When God gives us new life, we get to choose it, to receive it, to slog through the moment-by-moment stuff to continue to act and show up in it. God love us so fiercely and so relentlessly that God is always reaching out to meet us in the midst of our deepest longings and to meet our deepest needs. Divine Love that is so powerful and so big God can grab hold of us as we walk the beach, or are on the street, or in church or at the kitchen sink while washing Swiss chard.
God reaches out and meets our needs in the places within us where we never even imagined God could feed us, and loves us with abundance, with consistency, every single day. Giving us the nourishment we need each day, each moment, meeting us in the unexpected places and bringing us back to life.
Hi Anna.
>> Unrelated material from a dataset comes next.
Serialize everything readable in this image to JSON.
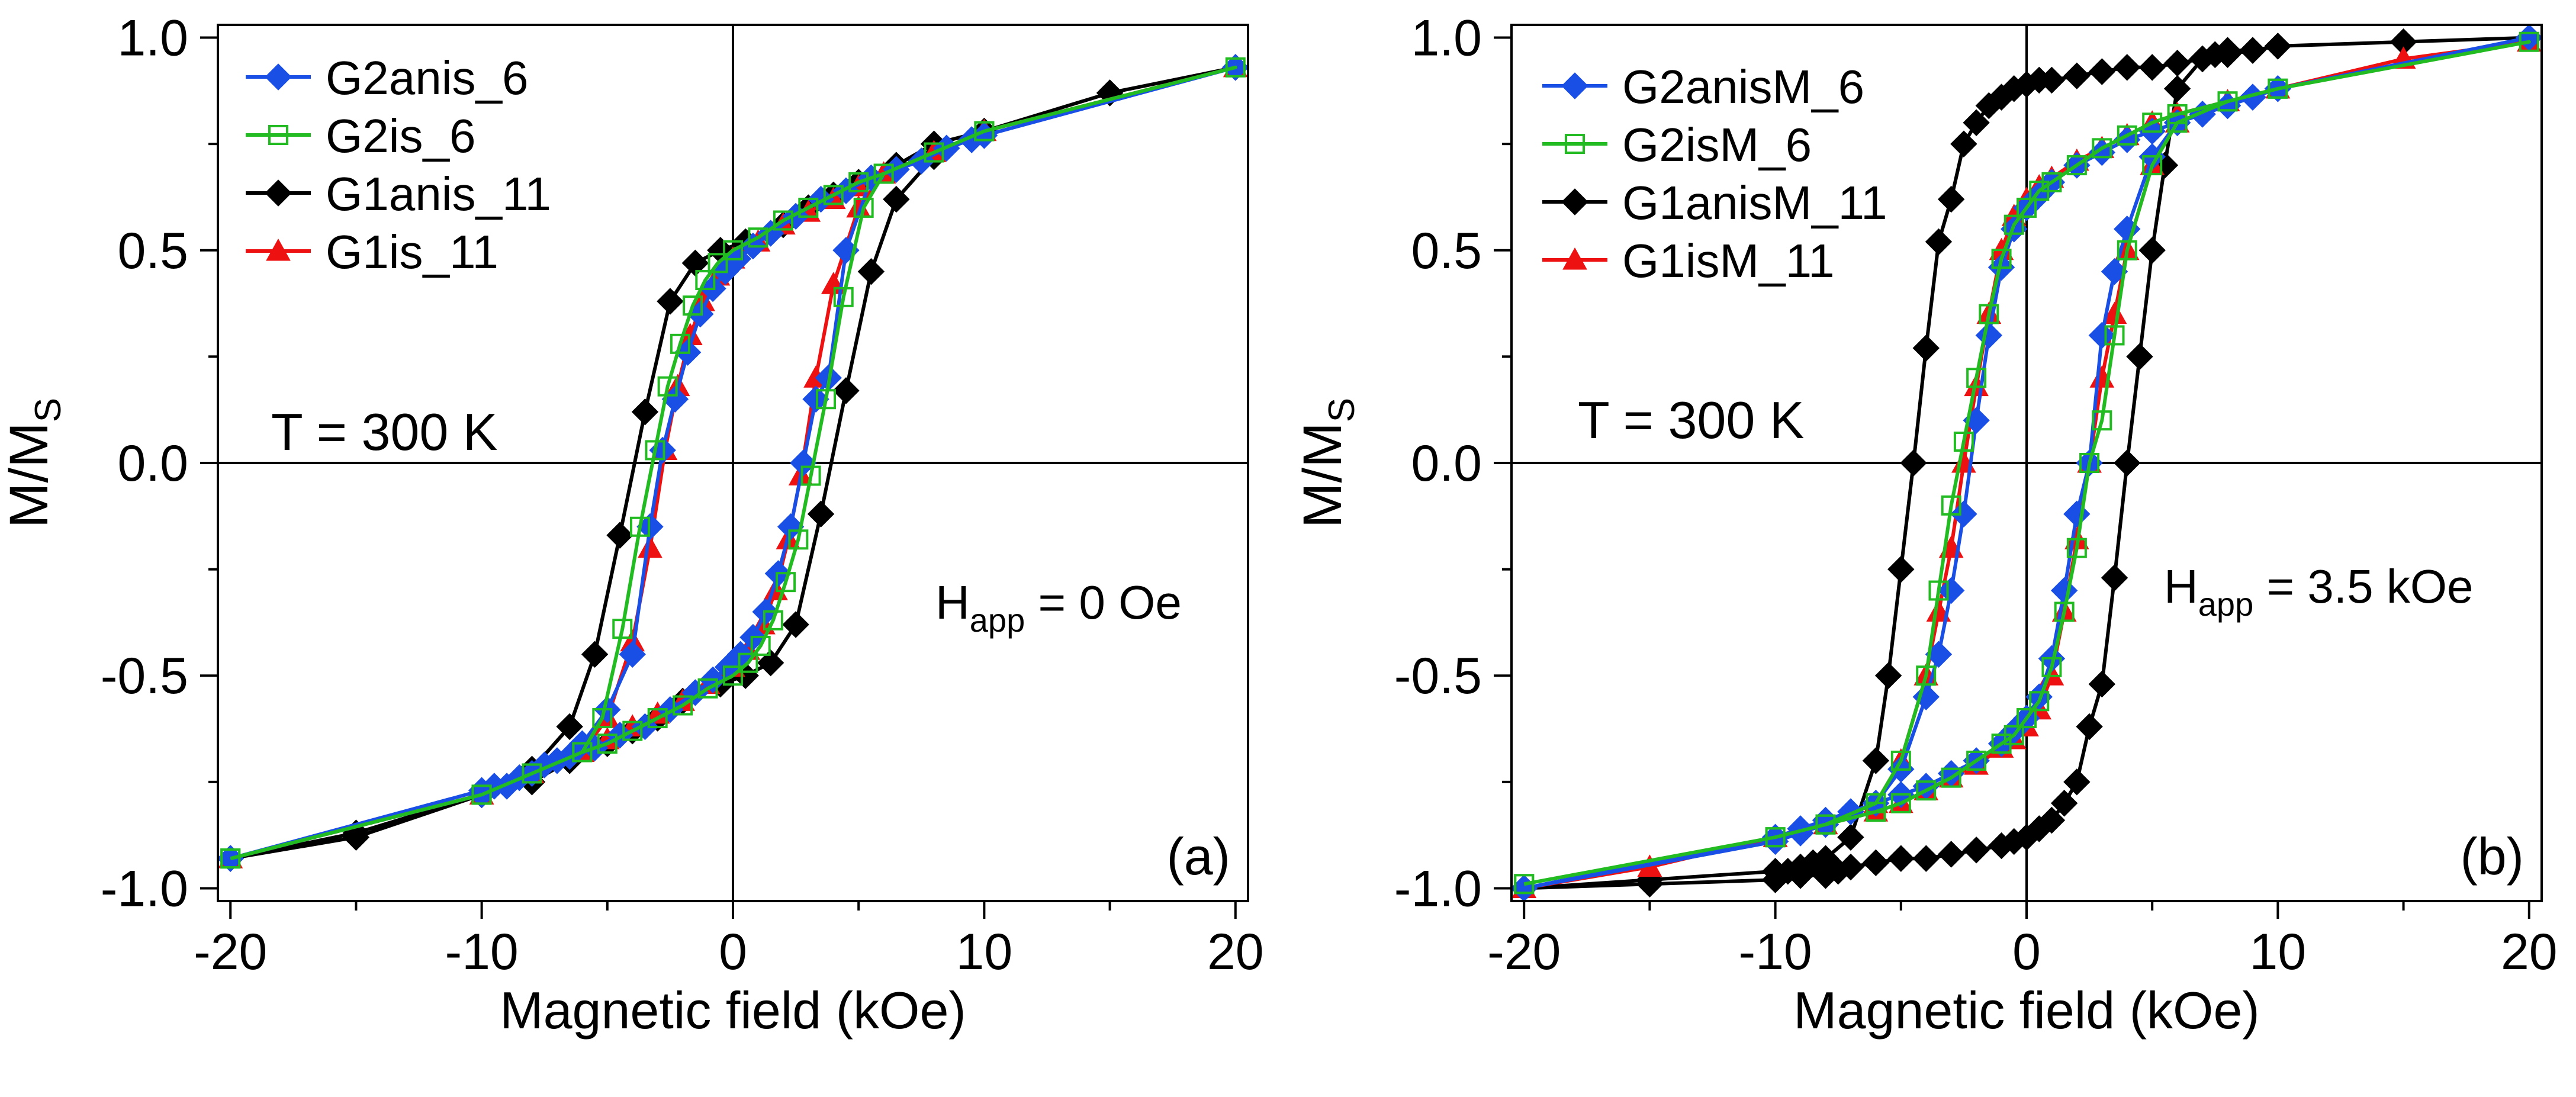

Many things in our faith lives can be understood as allegory. We can read these stories & reflect on the places we have died. I hear that in the sermon.
The other week in (Quaker) Meeting for Worship I spoke about refrigerator theology. I told the story:
I’m standing in front of the fridge looking for the catsup. It will not show itself to me; I cannot see it. I call to Judy, my wife, “where’s the catsup?” “Third shelf, right side, in the back.” And sure enough there’s the catsup.
The lesson is about attitude: if you think the catsup is in there, it is more likely to show itself. It is about faith. If you believe the catsup is there, it is much easier to see. It is about the ubiquity and grace of God: God can speak to us through any medium She believes will reach us. If we understand the catsup as a metaphor for Truth, we are assured it’s “in there” even when we have given up hope. We pray “God, help me see the catsup.” And as you point out, the answers are often not what we expect. Grace is overflowing: we are not berated for not knowing or seeing. We are gently guided.